Ağlamak Ve Öfkelenmek Hoştur
Tıp fakültesi 4. sınıf öğrencisi iken (stajyer tabip olarak) genel cerrahi ağır bakım ünitesinde arkadaşlarımla nöbetler tuttuk. Ağır bakım …
Tıp fakültesi 4. sınıf öğrencisi iken (stajyer tabip olarak) genel cerrahi ağır bakım ünitesinde arkadaşlarımla nöbetler tuttuk. Ağır bakım ünitesi, mevt ile hayatın kesiştiği bir yerdi. İki ihtimalden biri hayata tutunmakken, başkası ise mutlak gerçekle yüzleşmekti. Genelde ameliyat sonrası hastaların takibi yapılırdı. Sorumlu asistan tabip, gün içinde yaptığı her değerlendirmede bizlere şu soruyu mutat sorardı: “hasta gaz-gaita çıkardı mı?”. Günlük ömürde gülüp geçeceğimiz bu soru, ağır bakım hastası için hayati kıymete sahipti. Sorunun karşılığı “evet” olduğunda bilinirdi ki hasta olumlu seyir gösterecek ve güzelleşecekti. Stajyer tabibin asli görevlerinden biri, ayağa kısmen kalkabilen hastaların koltuk altına girerek hastayı mobilize etmek (yürütmek) ve asistanın verdiği talimat doğrultusunda rektal tuşe atmak (bağırsak hareketlerini uyarmak) idi. Tek amaç vardı: gaz-gaita çıkışını sağlamak.

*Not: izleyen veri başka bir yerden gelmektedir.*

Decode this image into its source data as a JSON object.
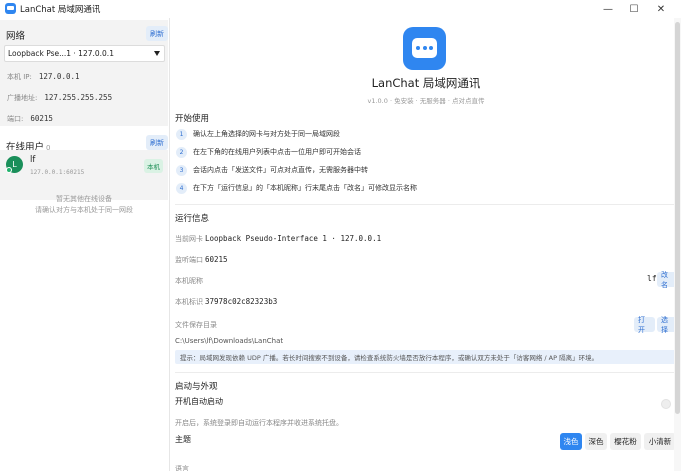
{
  "window": {
    "title": "LanChat 局域网通讯",
    "min_glyph": "—",
    "max_glyph": "☐",
    "close_glyph": "✕"
  },
  "colors": {
    "accent": "#2f86f0",
    "online": "#23b36e",
    "tip_bg": "#e8f0fb"
  },
  "icons": {
    "app": "chat-bubble-icon",
    "dropdown": "caret-down-icon"
  },
  "sidebar": {
    "network": {
      "title": "网络",
      "refresh": "刷新",
      "selected_interface": "Loopback Pse...1 · 127.0.0.1",
      "local_ip_label": "本机 IP:",
      "local_ip": "127.0.0.1",
      "broadcast_label": "广播地址:",
      "broadcast": "127.255.255.255",
      "port_label": "端口:",
      "port": "60215"
    },
    "online": {
      "title": "在线用户",
      "count": "0",
      "refresh": "刷新",
      "user": {
        "avatar_letter": "L",
        "name": "lf",
        "address": "127.0.0.1:60215",
        "badge": "本机"
      },
      "empty_line1": "暂无其他在线设备",
      "empty_line2": "请确认对方与本机处于同一网段"
    }
  },
  "main": {
    "app_name": "LanChat 局域网通讯",
    "version_line": "v1.0.0 · 免安装 · 无服务器 · 点对点直传",
    "getting_started": {
      "title": "开始使用",
      "steps": [
        {
          "num": "1",
          "text": "确认左上角选择的网卡与对方处于同一局域网段"
        },
        {
          "num": "2",
          "text": "在左下角的在线用户列表中点击一位用户即可开始会话"
        },
        {
          "num": "3",
          "text": "会话内点击「发送文件」可点对点直传，无需服务器中转"
        },
        {
          "num": "4",
          "text": "在下方「运行信息」的「本机昵称」行末尾点击「改名」可修改显示名称"
        }
      ]
    },
    "runtime": {
      "title": "运行信息",
      "nic_label": "当前网卡",
      "nic_value": "Loopback Pseudo-Interface 1 · 127.0.0.1",
      "port_label": "监听端口",
      "port_value": "60215",
      "nickname_label": "本机昵称",
      "nickname_value": "lf",
      "rename": "改名",
      "id_label": "本机标识",
      "id_value": "37978c02c82323b3",
      "save_dir_label": "文件保存目录",
      "save_dir_value": "C:\\Users\\lf\\Downloads\\LanChat",
      "open": "打开",
      "choose": "选择",
      "tip": "提示：局域网发现依赖 UDP 广播。若长时间搜索不到设备，请检查系统防火墙是否放行本程序，或确认双方未处于「访客网络 / AP 隔离」环境。"
    },
    "startup": {
      "title": "启动与外观",
      "autostart_label": "开机自动启动",
      "autostart_desc": "开启后，系统登录即自动运行本程序并收进系统托盘。",
      "theme_label": "主题",
      "themes": [
        "浅色",
        "深色",
        "樱花粉",
        "小清新"
      ],
      "active_theme": "浅色",
      "cut_label": "语言"
    }
  }
}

Bugün, psikiyatri uzmanı bir doktor olarak kimi anne ve babaların beklentilerini görüp şaşırıyorum: “çocuğum hiç ağlamasın”, “delikanlı hiç öfkelenmesin”. Hislerin dışa vurumu olan ağlamanın ve öfkelenmenin yokluğu daha güzel olabilir mi? Cenaze meskeninde annesinin vefatına ağlamayan çocuk, haksızlığa uğradığında öfkelenmeyen genç mi daha sağlıklı?
Cerrahi operasyon sonrası hasta, gaz-gaita çıkararak nasıl hayatiyet gösteriyorsa, bırakınız çocuklarınız da uygun tabanda ve vakitte ağlasın ve öfkelensin. Çünkü münasip olan durumlarda “ağlamak ve öfkelenmek güzeldir”.